そうして日本の人口の約3割が低出生率の東京圏で暮らすことになり、それが少子化を招く結果となっている。20歳前後に抱いた都会への憧れが、人口減少という社会問題にまで発展してしまっている。

ただ、最近は少し様子が変化してきている。ファストファッションが流行る以前はそのような行動パターンをとる若者が多かったが、ファストファッションは全国展開している店舗も多く、わざわざTokyoにまで足を運ぶ必要がなくなった。安くてそこそこのオシャレが近所の店でも十分にできるようになった。さらにオシャレをしたい場合も、Tokyoまで行く必要もなく、ネットで注文できる。

つまり、ファストファッションのおかげでTokyoと地方のファッション格差が少なくなり、Tokyoまでは行かなくてもいいかなという空気感につながっており、一昔前のように都会に憧れる若者は減ってきている。
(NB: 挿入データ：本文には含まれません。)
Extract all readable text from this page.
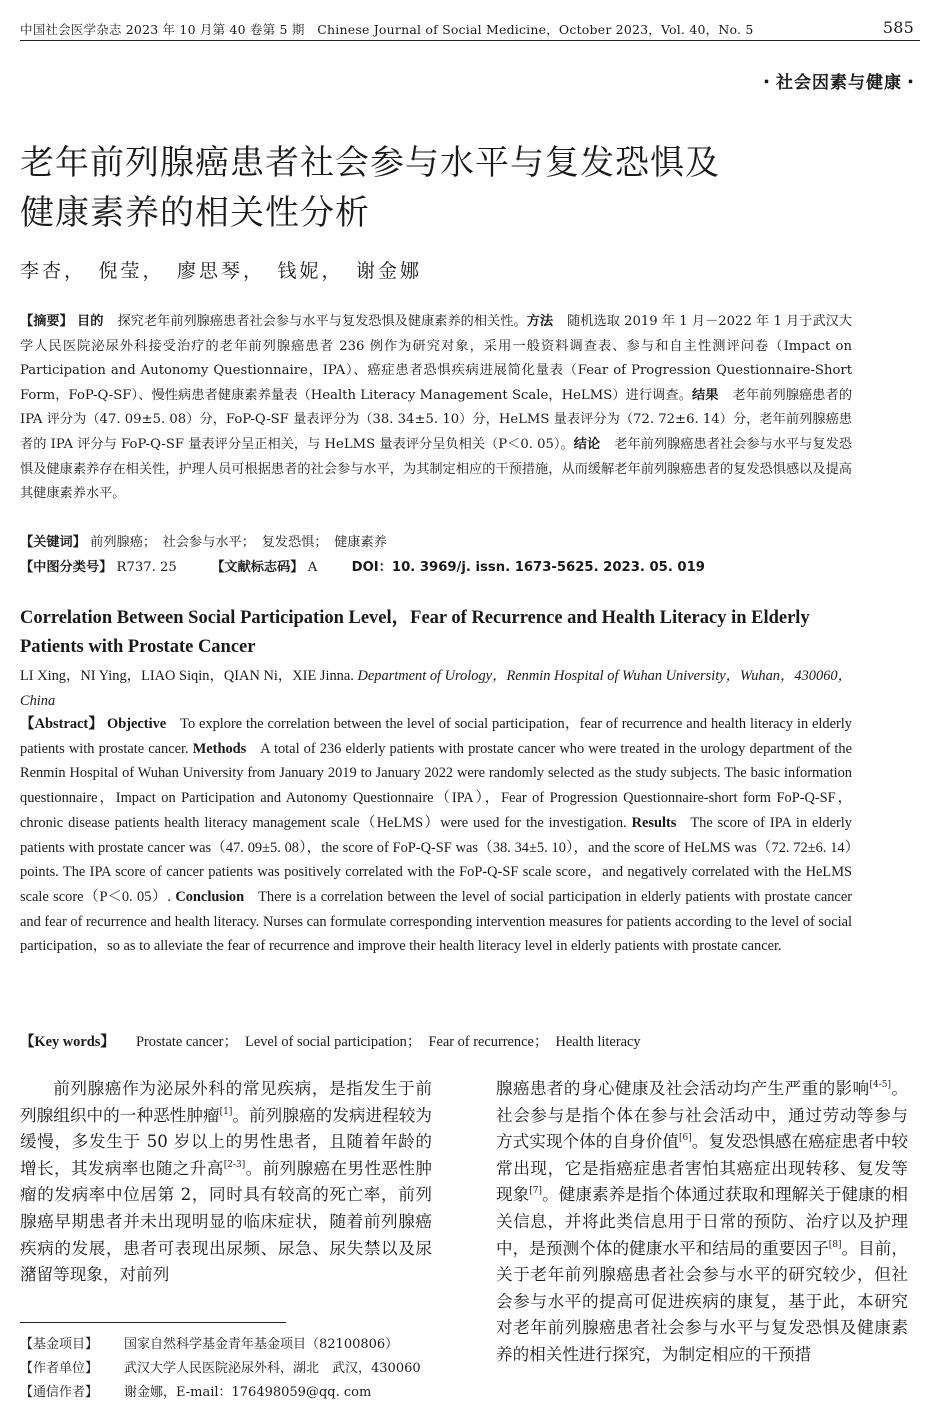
中国社会医学杂志 2023 年 10 月第 40 卷第 5 期　Chinese Journal of Social Medicine，October 2023，Vol. 40，No. 5	585
・社会因素与健康・
老年前列腺癌患者社会参与水平与复发恐惧及
健康素养的相关性分析
李杏，　倪莹，　廖思琴，　钱妮，　谢金娜
【摘要】 目的 探究老年前列腺癌患者社会参与水平与复发恐惧及健康素养的相关性。方法 随机选取 2019 年 1 月－2022 年 1 月于武汉大学人民医院泌尿外科接受治疗的老年前列腺癌患者 236 例作为研究对象，采用一般资料调查表、参与和自主性测评问卷（Impact on Participation and Autonomy Questionnaire，IPA）、癌症患者恐惧疾病进展简化量表（Fear of Progression Questionnaire-Short Form，FoP-Q-SF）、慢性病患者健康素养量表（Health Literacy Management Scale，HeLMS）进行调查。结果 老年前列腺癌患者的 IPA 评分为（47. 09±5. 08）分，FoP-Q-SF 量表评分为（38. 34±5. 10）分，HeLMS 量表评分为（72. 72±6. 14）分，老年前列腺癌患者的 IPA 评分与 FoP-Q-SF 量表评分呈正相关，与 HeLMS 量表评分呈负相关（P＜0. 05）。结论 老年前列腺癌患者社会参与水平与复发恐惧及健康素养存在相关性，护理人员可根据患者的社会参与水平，为其制定相应的干预措施，从而缓解老年前列腺癌患者的复发恐惧感以及提高其健康素养水平。
【关键词】 前列腺癌；　社会参与水平；　复发恐惧；　健康素养
【中图分类号】 R737. 25	【文献标志码】 A	DOI：10. 3969/j. issn. 1673-5625. 2023. 05. 019
Correlation Between Social Participation Level，Fear of Recurrence and Health Literacy in Elderly Patients with Prostate Cancer
LI Xing，NI Ying，LIAO Siqin，QIAN Ni，XIE Jinna. Department of Urology，Renmin Hospital of Wuhan University，Wuhan，430060，China
【Abstract】 Objective To explore the correlation between the level of social participation，fear of recurrence and health literacy in elderly patients with prostate cancer. Methods A total of 236 elderly patients with prostate cancer who were treated in the urology department of the Renmin Hospital of Wuhan University from January 2019 to January 2022 were randomly selected as the study subjects. The basic information questionnaire，Impact on Participation and Autonomy Questionnaire（IPA），Fear of Progression Questionnaire-short form FoP-Q-SF，chronic disease patients health literacy management scale（HeLMS）were used for the investigation. Results The score of IPA in elderly patients with prostate cancer was（47. 09±5. 08），the score of FoP-Q-SF was（38. 34±5. 10），and the score of HeLMS was（72. 72±6. 14）points. The IPA score of cancer patients was positively correlated with the FoP-Q-SF scale score，and negatively correlated with the HeLMS scale score（P＜0. 05）. Conclusion There is a correlation between the level of social participation in elderly patients with prostate cancer and fear of recurrence and health literacy. Nurses can formulate corresponding intervention measures for patients according to the level of social participation，so as to alleviate the fear of recurrence and improve their health literacy level in elderly patients with prostate cancer.
【Key words】 Prostate cancer；　Level of social participation；　Fear of recurrence；　Health literacy

前列腺癌作为泌尿外科的常见疾病，是指发生于前列腺组织中的一种恶性肿瘤[1]。前列腺癌的发病进程较为缓慢，多发生于 50 岁以上的男性患者，且随着年龄的增长，其发病率也随之升高[2-3]。前列腺癌在男性恶性肿瘤的发病率中位居第 2，同时具有较高的死亡率，前列腺癌早期患者并未出现明显的临床症状，随着前列腺癌疾病的发展，患者可表现出尿频、尿急、尿失禁以及尿潴留等现象，对前列

腺癌患者的身心健康及社会活动均产生严重的影响[4-5]。社会参与是指个体在参与社会活动中，通过劳动等参与方式实现个体的自身价值[6]。复发恐惧感在癌症患者中较常出现，它是指癌症患者害怕其癌症出现转移、复发等现象[7]。健康素养是指个体通过获取和理解关于健康的相关信息，并将此类信息用于日常的预防、治疗以及护理中，是预测个体的健康水平和结局的重要因子[8]。目前，关于老年前列腺癌患者社会参与水平的研究较少，但社会参与水平的提高可促进疾病的康复，基于此，本研究对老年前列腺癌患者社会参与水平与复发恐惧及健康素养的相关性进行探究，为制定相应的干预措

【基金项目】 国家自然科学基金青年基金项目（82100806）
【作者单位】 武汉大学人民医院泌尿外科，湖北　武汉，430060
【通信作者】 谢金娜，E-mail：176498059@qq. com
(ただ、ファストファッションは海外で大量生産されているので国内の製造業には恩恵はないし、海外の貧困地域で労働者が廉価な賃金で働かされているなど、別の次元の問題はある。)

最近の若者は草食と言われているように、派手な生活を好まず、海外旅行にも行かず、軽自動車にも抵抗無く乗れて、お手軽なファストファッションを楽しむ。実は将来に対する経済的な不安からそのような行動をとっているにしても、見栄を張らずに等身大の生活を送っているともいえる。

もちろん就労先や学校が限られるとか、失業率や賃金の格差など、他の要素の格差が大きいので、ファッション格差が縮まっただけで地元に留まることはないだろうが、それが東京一極集中の是正につながり、地方が活性化する可能性の一つにはなっている。

ファッションは、単なる流行ではなく、人々の生活様式をも変えうる力を秘めている。